Joseph Conlon





Swear by what the sages spoke....

Writing and Poetry

Physics comes first but I have always enjoyed the English language both as a reader and a writer. Learning poetry by heart (especially at a young age) places the rhythms of the English language deep into your brain and builds up a treasure chest of known, half-known and forgotten-but-comes-rushing-back-with-the-right-allusion referents that cover much of the range of human emotions and circumstances. Whatever you are feeling, someone probably said it earlier and better.

There is an important notion in physics that there are very many ways to be a great physicist (see the excellent article by Daniel Green 'Guide to Research' ). One of the pleasures of reading widely in English prose written across many centuries is the way one learns that there are very many ways to write brilliantly.

My first prose book was Why String Theory?, published by CRC Press in 2015 (the Amazon page is here), a broad defense of string theory and its intellectual values against its critics. This has continued to find readers and chapter 7 in particular has developed a life of its own on the internet, going viral at various times in various places.

I started writing (as opposed to reading or memorising) poetry around 2016/2017, originally through entering the Spectator's weekly poetry/writing competitions which involve amusing briefs (in my view these are excellent training, as they require verbal dexterity and metrical precision; it is easier to relax these from a high standard than build them up from a low one). But I am a scientist, and so at some point I started writing a poem about physics, which was originally going to be around a hundred lines. It then grew and grew and grew, and as it did I developed an inner conviction that a book-length poem on the early universe really needed to be written and that I was the best person to write it.

This poem is now Origins: The Cosmos in Verse , which appears in the UK in November 2024 and will be published by Oneworld Publications.

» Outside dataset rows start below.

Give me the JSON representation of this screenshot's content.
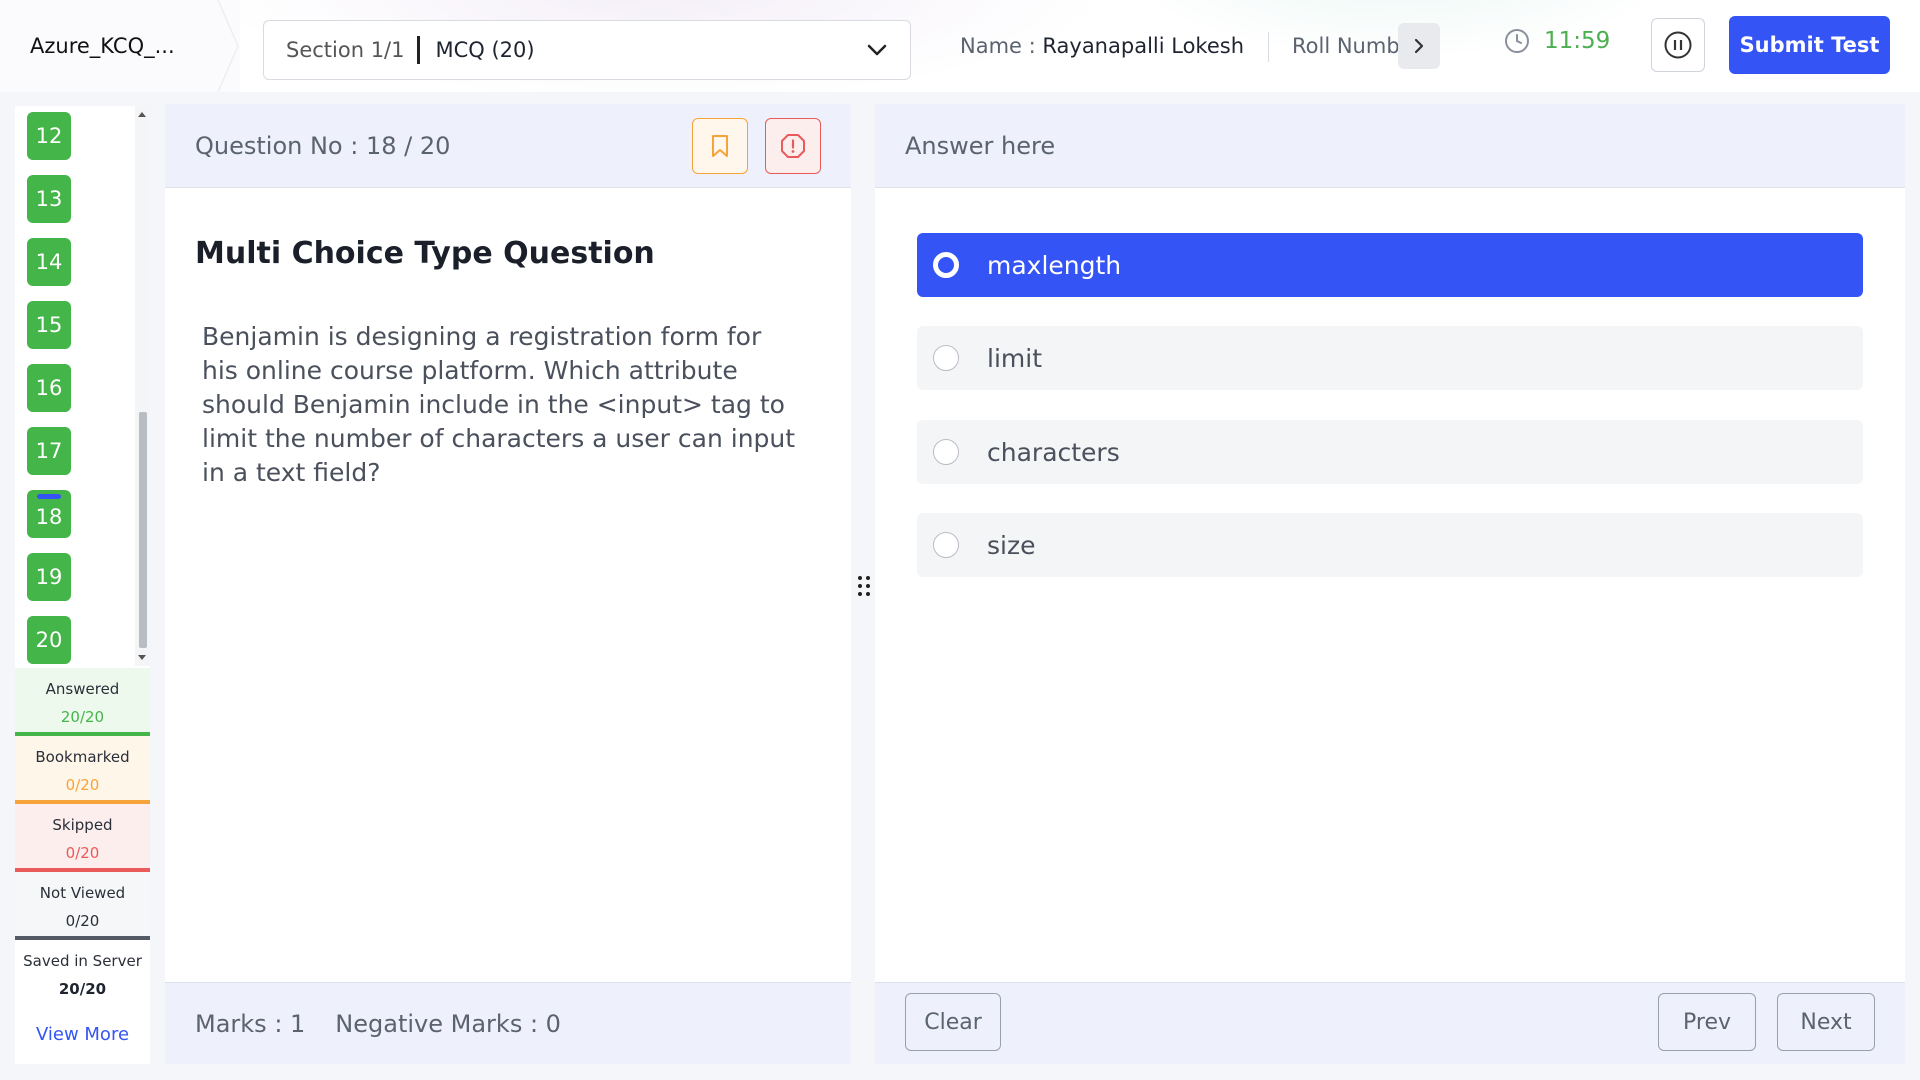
{
  "header": {
    "test_name": "Azure_KCQ_...",
    "section_label": "Section 1/1",
    "section_value": "MCQ (20)",
    "name_label": "Name : ",
    "name_value": "Rayanapalli Lokesh",
    "roll_label": "Roll Number",
    "timer": "11:59",
    "submit_label": "Submit Test"
  },
  "sidebar": {
    "questions": [
      {
        "number": "12",
        "current": false
      },
      {
        "number": "13",
        "current": false
      },
      {
        "number": "14",
        "current": false
      },
      {
        "number": "15",
        "current": false
      },
      {
        "number": "16",
        "current": false
      },
      {
        "number": "17",
        "current": false
      },
      {
        "number": "18",
        "current": true
      },
      {
        "number": "19",
        "current": false
      },
      {
        "number": "20",
        "current": false
      }
    ],
    "stats": {
      "answered": {
        "label": "Answered",
        "value": "20/20"
      },
      "bookmarked": {
        "label": "Bookmarked",
        "value": "0/20"
      },
      "skipped": {
        "label": "Skipped",
        "value": "0/20"
      },
      "not_viewed": {
        "label": "Not Viewed",
        "value": "0/20"
      },
      "saved": {
        "label": "Saved in Server",
        "value": "20/20"
      }
    },
    "view_more": "View More"
  },
  "question": {
    "number_label": "Question No : 18 / 20",
    "type": "Multi Choice Type Question",
    "text": "Benjamin is designing a registration form for his online course platform. Which attribute should Benjamin include in the <input> tag to limit the number of characters a user can input in a text field?",
    "marks": "Marks : 1",
    "negative_marks": "Negative Marks : 0"
  },
  "answer": {
    "title": "Answer here",
    "options": [
      {
        "label": "maxlength",
        "selected": true
      },
      {
        "label": "limit",
        "selected": false
      },
      {
        "label": "characters",
        "selected": false
      },
      {
        "label": "size",
        "selected": false
      }
    ],
    "clear_label": "Clear",
    "prev_label": "Prev",
    "next_label": "Next"
  },
  "colors": {
    "accent": "#3554f5",
    "answered": "#44b548",
    "bookmarked": "#f5a33a",
    "skipped": "#ea5a5a"
  }
}
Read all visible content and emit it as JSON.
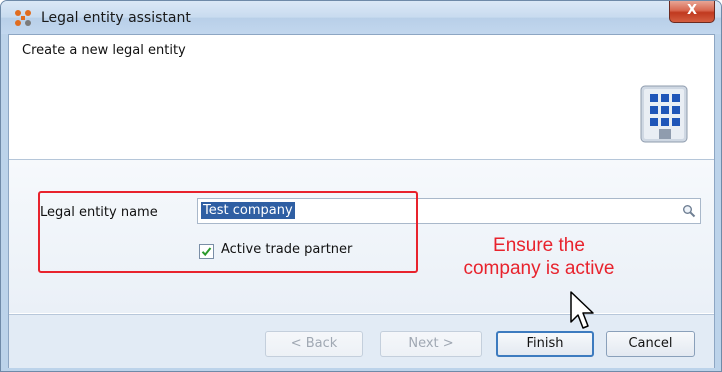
{
  "window": {
    "title": "Legal entity assistant",
    "close_label": "X"
  },
  "header": {
    "text": "Create a new legal entity",
    "icon": "building-icon"
  },
  "form": {
    "name_label": "Legal entity name",
    "name_value": "Test company",
    "search_icon": "search-icon",
    "active_label": "Active trade partner",
    "active_checked": true
  },
  "annotation": {
    "text_line1": "Ensure the",
    "text_line2": "company is active",
    "color": "#e8232d"
  },
  "buttons": {
    "back": "< Back",
    "next": "Next >",
    "finish": "Finish",
    "cancel": "Cancel"
  },
  "colors": {
    "accent": "#2f5fa3",
    "close_red": "#c0391f",
    "highlight_red": "#e8232d"
  }
}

As a self-archive, I include below some of the earlier poems from around 2016/17/18 when I started writing, and learning to write, poetry. (Needless to say, I don't (necessarily) identify my own views with the `voice' of the poem.)

The Clerk from Madras

(brief: a double dactyl on a double act)

Britishy-boffinry
Hardy and Littlewood,
Trinity mathmos who
All honours won,

Despite their brilliance
Number-theoretical,
Stand in the shadow of
Ramanujan.

And all for the sake of a Carpet

(brief: a double dactyl on a double act)

Dinafore-pinafore
Gilbert and Sullivan,
Musical masters of
Upside-down fun,

Quarrelled on matters pure
Flibbertigibberty,
Making the lawyers' lot
A happy one.

In Memoriam Alan Clark MP

(the brief: start with the last line of a well-known poem and end with its first line, on a different topic; the original is in A Shropshire Lad by AE Housman)

With flint in the bosom and guts in the head,
I sneered at my nemesis groaning in bed.
I chopped off his pecker, I boiled it in fat,
I served it up garnished with cream for the cat.

A quartet of daughters deflow'red by that wretch
Then cuckoldry horns from the priapic lech.
He wrote it; he sold it; he published it all,
Recounting his conquests from Westminster Hall.

The wine that he soured will never be sweet
But vengeance is mine with a punishment meet.
The dance of disgrace was a ballet for two -
The stars have not dealt me the worst they could do.

Don't mention St George

(the brief: a double dactyl on a contemporary personage)

Hoitety-toitety
Emily Thornberry,
Feminist lawyer and
Labour MP,

Speaks with a manner quite
Aristocratical
Save when men style her as
Lady Nugee.

How do you run a household like Maria?

(the brief: a sonnet on household tips)

You seek a house, Madame, of style and class?
A shaded path from tall iron gates to door,
Entrance to chandelier - Murano glass -
Then stairs of oak towards the ballroom floor.
When hosting friends, let food and wine be chief.
Champagne and caviar to start. Et puis?
Duxelle of truffle paired with Kobe beef
Before Yquem or Taylor's sixty-three.
A library rich with books of every year,
From classic Loeb histories of Greece and Rome
To playful verse of Betjeman and Lear.
One final touch then makes the perfect home:

The smile of love, with sangfroid of a saint,
For babes who scream and scrawl on walls with paint.

Ode to Donald Trump

(the brief: a poem of disgusting flattery to a person of power, written in heroic couplets)

But once before, one blink of history,
Did pow'r and pen attain this harmony.
With grace, with style, a fount of words to please,
Our Tully thou; old Abe Demosthenes.

Try pope and sultan, prince and potentate,
Not one approaching you in craft of state.
Here Talleyrand - he begs on bended knee
A pinch, a crumb of Trump diplomacy.

For Bach the organ, Houdini the trick,
Ramanujan the primes, Hitchcock the flick.
Artists require a clay for genius meet,
Shakespeare the play, my President the tweet.

Above this all, humbly by thou untold,
Thy care towards the poor, thy heart of gold.
By night I pray - beseech - the Trinity,
That morn by morn I learn to love as thee.